Camunez visited Ankara at the helm of a delegation made up of representatives of 16 leading U.S. companies in the renewable energy sector interested in investment partnerships in Turkey, as well as government officials from U.S. financing agencies.
“It is a very special time in the relationship between the U.S. and Turkey,” he said. “Much credit is owed to our leaders, President Barack Obama, President Abdullah Gül and Prime Minister Recep Tayyip Erdoğan for the vision and model they put forward of a strategic partnership between the two countries. Their vision was to ensure economic bilateral relations were as strong as the strategic and political relationships.”
ASO chairman Nurettin Özdebir said Turkey’s urgent interest lay in renewable energy given global climate changes and the country’s above-average energy consumption. “We are in a region that will be affected the most from climate changes due to global warming. Anatolia is faced with the risk of desertification,” said Özdebir.
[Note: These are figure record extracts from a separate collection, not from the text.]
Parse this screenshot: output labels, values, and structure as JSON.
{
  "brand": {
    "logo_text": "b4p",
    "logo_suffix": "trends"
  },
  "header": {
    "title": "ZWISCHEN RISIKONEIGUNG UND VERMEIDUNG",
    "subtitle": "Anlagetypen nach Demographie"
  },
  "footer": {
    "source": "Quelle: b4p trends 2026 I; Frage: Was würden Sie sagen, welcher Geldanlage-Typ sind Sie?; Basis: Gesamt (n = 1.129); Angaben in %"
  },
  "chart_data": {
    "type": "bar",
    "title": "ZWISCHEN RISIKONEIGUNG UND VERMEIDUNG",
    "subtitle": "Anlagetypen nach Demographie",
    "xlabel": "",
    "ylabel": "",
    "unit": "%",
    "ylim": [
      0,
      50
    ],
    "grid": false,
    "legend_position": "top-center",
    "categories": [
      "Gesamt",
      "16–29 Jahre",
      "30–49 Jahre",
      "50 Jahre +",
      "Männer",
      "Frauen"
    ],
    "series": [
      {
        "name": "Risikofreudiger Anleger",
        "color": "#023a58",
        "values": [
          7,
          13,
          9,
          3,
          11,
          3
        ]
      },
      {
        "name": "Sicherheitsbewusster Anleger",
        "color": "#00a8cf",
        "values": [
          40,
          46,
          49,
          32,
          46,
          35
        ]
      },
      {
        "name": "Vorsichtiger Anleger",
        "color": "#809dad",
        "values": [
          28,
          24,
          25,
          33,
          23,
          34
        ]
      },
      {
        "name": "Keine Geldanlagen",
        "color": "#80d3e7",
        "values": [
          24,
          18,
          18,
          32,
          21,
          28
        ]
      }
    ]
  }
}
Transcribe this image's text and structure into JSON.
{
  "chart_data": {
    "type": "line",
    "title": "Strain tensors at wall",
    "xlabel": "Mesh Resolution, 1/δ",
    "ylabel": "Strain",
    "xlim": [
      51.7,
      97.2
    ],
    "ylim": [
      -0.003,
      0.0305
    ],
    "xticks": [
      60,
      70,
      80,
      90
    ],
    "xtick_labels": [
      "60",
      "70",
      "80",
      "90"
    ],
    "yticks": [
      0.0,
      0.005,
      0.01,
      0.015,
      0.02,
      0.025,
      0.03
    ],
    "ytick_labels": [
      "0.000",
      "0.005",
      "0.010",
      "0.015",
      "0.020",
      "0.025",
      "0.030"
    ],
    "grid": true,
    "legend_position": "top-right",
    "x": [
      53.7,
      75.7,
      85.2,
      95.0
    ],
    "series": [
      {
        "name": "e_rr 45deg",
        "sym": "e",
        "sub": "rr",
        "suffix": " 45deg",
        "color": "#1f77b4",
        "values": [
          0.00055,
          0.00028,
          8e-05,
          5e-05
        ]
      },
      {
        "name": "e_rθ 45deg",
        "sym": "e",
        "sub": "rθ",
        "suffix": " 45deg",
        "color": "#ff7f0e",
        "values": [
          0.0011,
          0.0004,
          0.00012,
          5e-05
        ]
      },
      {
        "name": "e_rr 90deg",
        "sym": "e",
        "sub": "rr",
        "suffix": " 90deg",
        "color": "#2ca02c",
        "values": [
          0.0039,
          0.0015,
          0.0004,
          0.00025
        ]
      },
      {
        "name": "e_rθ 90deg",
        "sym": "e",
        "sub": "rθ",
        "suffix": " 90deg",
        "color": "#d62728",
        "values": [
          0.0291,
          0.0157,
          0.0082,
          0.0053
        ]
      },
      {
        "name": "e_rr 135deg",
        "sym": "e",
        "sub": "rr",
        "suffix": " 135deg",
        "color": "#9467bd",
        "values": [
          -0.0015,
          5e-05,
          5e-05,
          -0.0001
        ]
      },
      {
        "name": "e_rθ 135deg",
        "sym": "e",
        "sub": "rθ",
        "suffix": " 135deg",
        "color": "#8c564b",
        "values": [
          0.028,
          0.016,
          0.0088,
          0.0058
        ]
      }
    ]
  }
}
He said Turkey was using 30 percent more energy compared to country average in the Organization for Economic Co-operation and Development (OECD).
“In comparison, Japan uses one third of the energy we use,” he said. “As the need for energy rises, the price of energy will also rise, while having a negative effect on the climate.”
The companies whose representatives attended the meeting included General Electric, Abound Solar, WorldBusiness Capital Inc. and Dow Energy of the United States, as well as Nurol, Güriş, Yüksel Enerji, GAMA, OSTİM and Aksu Mining of Turkey.